Tensorflow leaks 1280 bytes with each session open

2019-06-17 10:23发布

问题:

It seems that each Tensorflow session I open and close consumes 1280 bytes from the GPU memory, which are not released until the python kernel is terminated.

To reproduce, save the following python script as memory_test.py:

import tensorflow as tf
import sys
n_Iterations=int(sys.argv[1])
def open_and_close_session():
   with tf.Session() as sess:
      pass
for _ in range(n_Iterations):
   open_and_close_session()
with tf.Session() as sess:
   print("bytes used=",sess.run(tf.contrib.memory_stats.BytesInUse()))

Then run it from command line with different number of iterations:

  • python memory_test.py 0 yields bytes used= 1280
  • python memory_test.py 1 yields bytes used= 2560.
  • python memory_test.py 10 yields bytes used= 14080.
  • python memory_test.py 100 yields bytes used= 129280.
  • python memory_test.py 1000 yields bytes used= 1281280.

The math is easy - each session opened and closed leaks 1280 bytes. I tested this script on two different ubuntu 17.10 workstations with tensorflow-gpu 1.6 and 1.7 and different NVIDIA GPUs.
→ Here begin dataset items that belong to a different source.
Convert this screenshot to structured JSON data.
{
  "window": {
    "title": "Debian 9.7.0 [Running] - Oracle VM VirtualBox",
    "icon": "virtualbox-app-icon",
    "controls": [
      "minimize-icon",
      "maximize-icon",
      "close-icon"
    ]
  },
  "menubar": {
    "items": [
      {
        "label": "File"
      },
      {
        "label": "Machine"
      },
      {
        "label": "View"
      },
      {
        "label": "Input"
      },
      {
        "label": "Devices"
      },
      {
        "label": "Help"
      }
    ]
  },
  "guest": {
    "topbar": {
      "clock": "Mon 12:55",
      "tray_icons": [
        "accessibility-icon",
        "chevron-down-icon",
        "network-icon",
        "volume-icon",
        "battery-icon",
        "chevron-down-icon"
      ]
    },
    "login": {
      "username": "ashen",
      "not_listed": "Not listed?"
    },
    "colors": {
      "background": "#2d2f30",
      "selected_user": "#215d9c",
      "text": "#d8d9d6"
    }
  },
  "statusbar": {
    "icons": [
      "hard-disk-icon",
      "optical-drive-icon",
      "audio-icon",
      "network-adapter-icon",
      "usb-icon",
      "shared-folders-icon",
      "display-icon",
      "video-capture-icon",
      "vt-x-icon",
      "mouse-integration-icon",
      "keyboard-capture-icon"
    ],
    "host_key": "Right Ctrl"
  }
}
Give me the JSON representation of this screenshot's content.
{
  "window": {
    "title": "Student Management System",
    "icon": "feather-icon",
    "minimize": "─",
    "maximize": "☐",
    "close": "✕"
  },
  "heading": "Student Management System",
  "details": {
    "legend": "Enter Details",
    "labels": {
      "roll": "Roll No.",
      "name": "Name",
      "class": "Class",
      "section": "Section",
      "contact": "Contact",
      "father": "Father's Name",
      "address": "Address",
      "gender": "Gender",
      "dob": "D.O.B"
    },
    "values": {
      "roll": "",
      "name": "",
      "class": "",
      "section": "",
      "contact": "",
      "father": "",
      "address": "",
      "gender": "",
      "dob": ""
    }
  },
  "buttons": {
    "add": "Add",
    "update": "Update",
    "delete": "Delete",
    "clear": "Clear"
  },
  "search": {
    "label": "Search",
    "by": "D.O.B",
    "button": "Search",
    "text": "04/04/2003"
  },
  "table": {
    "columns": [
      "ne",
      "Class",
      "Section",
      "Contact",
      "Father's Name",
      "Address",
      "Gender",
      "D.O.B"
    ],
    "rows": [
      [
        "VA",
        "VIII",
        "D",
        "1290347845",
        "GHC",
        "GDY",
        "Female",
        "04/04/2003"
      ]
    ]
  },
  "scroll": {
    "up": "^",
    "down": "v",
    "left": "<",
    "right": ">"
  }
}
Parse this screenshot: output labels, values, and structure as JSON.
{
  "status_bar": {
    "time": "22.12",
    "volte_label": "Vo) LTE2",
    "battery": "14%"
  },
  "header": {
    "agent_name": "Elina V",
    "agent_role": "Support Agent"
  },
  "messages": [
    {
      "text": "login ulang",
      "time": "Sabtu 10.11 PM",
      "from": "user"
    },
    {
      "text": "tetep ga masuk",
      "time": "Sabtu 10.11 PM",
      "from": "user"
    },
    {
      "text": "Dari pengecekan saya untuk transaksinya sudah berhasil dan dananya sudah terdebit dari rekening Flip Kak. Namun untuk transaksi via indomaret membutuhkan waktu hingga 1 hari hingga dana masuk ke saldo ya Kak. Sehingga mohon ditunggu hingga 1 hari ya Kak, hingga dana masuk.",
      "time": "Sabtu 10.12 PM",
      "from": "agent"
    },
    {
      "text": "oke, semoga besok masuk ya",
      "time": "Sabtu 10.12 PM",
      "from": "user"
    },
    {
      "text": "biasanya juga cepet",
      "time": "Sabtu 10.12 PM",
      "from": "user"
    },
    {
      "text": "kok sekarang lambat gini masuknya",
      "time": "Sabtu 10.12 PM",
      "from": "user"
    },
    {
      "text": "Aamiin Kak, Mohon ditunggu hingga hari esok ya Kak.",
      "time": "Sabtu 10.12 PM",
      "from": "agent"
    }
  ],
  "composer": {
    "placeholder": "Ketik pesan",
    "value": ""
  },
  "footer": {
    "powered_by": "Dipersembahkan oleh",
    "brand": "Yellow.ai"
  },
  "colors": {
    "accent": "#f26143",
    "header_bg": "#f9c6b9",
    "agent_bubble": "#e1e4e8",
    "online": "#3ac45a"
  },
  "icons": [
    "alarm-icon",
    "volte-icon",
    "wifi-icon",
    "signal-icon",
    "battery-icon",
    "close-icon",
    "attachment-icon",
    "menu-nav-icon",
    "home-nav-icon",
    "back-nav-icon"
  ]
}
Did I miss some explicit garbage collection or is it a Tensorflow bug?

Edit: Note that unlike the case described in this question, I add nothing to the default global graph within the loop, unless the tf.Session() objects themselves 'count'. If this is the case, how can one delete them? tf.reset_default_graph() or using with tf.Graph().as_default(), tf.Session() as sess: doesn't help.

回答1:

Turning my comment into an answer:

I can reproduce this behavior. I guess you should create an Issue on the GitHub-Issue-Tracker. TF uses it own Allocator-mechanism and the documentation of the session object clearly states that close()

Calling this method frees all resources associated with the session.

Which is apparently not the case here. However, even the 1281280 bytes could be potentially reused from the memory pool in a consecutive session.

So the answer is: It seems to be a bug (even in a recent '1.8.0-rc0' Version of TensorFlow.) -- either in close() or in the memory_stats Implementation.